Not even my tiny baby, washed out into the ocean of death.
Holding the scuffed feet of that old crucified figure I knew that my little one had been caught by the scarred hands of Love and was held there living, and that even as I knelt, I was held too. For that brief moment, we sat together, in the circle of Christ’s arms, looking out the window of my heart at the vast, dark grief of the last days as it was veined by light and bounded by Love.
And though I was still grieved, I began, just barely, to be unafraid.
The next evening, I stood in the dusty courtyard of our old church, the lithe tangle of spring branches overhead as the Easter Fire was kindled in the twilight. I love the rich scent of that wood fire, the crackled music of the sparks as they dance. I love the friendly mutter and hum of people gathered from all over the parish to watch the kindling. And I love the ritual by which the Easter candle is lit from the roaring fire, its single flame passing to each of our slim candles, so that we may process in the light of that fire into the tomb-dark church, singing aloud as we move, “The light of Christ, thanks be to God.”

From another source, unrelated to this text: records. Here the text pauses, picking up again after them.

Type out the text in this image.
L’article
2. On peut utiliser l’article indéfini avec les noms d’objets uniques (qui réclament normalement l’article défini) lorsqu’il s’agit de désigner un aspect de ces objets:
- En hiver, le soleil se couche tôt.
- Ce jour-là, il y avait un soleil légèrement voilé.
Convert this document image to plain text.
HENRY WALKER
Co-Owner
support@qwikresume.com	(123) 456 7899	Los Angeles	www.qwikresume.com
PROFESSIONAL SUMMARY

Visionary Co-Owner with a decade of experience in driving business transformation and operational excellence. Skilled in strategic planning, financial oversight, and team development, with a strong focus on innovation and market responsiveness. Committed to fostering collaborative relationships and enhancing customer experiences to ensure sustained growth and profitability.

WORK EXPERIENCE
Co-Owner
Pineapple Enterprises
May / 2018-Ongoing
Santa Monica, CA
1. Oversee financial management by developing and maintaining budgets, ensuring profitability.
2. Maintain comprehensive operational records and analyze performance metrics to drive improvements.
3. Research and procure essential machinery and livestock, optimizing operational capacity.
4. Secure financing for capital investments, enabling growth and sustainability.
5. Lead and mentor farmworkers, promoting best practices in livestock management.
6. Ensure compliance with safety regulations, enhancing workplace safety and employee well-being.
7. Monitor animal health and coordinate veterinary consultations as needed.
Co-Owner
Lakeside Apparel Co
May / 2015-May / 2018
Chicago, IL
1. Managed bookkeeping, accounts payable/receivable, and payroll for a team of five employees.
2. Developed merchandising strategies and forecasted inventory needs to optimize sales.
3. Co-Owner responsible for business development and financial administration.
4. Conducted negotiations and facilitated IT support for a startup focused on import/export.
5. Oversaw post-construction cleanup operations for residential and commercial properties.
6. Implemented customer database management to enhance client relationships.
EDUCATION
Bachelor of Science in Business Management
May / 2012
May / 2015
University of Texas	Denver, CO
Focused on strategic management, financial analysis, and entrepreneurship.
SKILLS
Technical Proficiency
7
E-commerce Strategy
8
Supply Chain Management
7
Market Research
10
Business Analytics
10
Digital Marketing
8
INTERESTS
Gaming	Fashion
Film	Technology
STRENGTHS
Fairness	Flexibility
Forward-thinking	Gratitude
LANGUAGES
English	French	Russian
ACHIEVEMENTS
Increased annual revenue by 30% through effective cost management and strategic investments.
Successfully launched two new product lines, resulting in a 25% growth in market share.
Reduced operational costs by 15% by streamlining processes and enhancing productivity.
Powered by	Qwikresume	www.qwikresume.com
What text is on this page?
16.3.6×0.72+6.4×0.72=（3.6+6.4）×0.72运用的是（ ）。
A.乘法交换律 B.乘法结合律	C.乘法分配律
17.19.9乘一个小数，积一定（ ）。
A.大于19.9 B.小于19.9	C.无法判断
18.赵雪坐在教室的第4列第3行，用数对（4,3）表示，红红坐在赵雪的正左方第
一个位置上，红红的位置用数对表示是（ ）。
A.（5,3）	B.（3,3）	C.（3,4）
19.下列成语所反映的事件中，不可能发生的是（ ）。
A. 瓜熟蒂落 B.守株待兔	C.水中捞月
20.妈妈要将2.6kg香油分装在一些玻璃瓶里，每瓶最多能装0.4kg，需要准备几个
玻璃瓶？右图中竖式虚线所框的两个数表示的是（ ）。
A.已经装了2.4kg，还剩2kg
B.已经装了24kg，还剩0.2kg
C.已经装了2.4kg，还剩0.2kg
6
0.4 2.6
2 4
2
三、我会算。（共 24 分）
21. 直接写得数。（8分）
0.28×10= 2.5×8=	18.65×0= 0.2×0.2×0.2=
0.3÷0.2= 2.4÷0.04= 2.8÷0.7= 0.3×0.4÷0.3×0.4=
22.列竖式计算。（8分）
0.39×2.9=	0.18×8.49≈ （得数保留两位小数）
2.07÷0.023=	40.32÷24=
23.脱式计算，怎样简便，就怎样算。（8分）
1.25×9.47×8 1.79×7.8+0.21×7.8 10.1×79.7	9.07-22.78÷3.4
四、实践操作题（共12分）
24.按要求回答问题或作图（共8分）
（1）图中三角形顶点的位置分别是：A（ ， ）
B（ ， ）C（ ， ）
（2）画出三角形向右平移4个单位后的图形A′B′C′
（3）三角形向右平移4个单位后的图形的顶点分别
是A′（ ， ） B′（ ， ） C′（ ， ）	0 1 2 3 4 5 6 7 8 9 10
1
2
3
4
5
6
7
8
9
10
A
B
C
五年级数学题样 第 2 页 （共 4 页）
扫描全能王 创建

And the darkness leaps away from us.
In the candle-starred shadows I sat, half listening to the Easter Exultet, half mulling my own eased heart. For it was fear not grief, I knew now, that had held me suspended in my sorrow, unsure that anything was safe. Perhaps it was fear through all the years of my OCD. And it was Love, with arms around my sorrowing heart, sitting with me in the darkness, that now lit a fire within me and drove my fear away. I was not kept from grief and death, or a broken mind, but Love held fast to me in it, mapping the night, denying that sense of annihilation that stalks the edge of every loss. For, “living or dying, we belong to the Lord” (Rom. 14:8 NCV), and every candle in the church burned in affirmation of that fact. Their scattered light would someday be gathered into a great dawn. That’s the gospel, I think, though I had never so truly perceived it before.
A tiny commotion in the next row down distracted me, and I looked down to see a mother dive to catch her little girl’s candle as it wobbled in the child’s small hands. But the child, eyes wide and determined, pushed her mother away, sat a little straighter, and held the candle more firmly. She fixed her big eyes on the light, as if it were a face. She smiled. She swayed back and forth, watching the swish of the flame. She kicked her feet and hummed with pleasure, eyes fixed ever on the fire. She loved the brightness. She saw nothing else.
I lifted my face to the figure of Christ, and as the child that I am, with the child no longer lost, I too fixed my eyes on the fire and adored the brightness. And the words of the Easter Exultet sang round me.
“The night is past, the day of life is here.”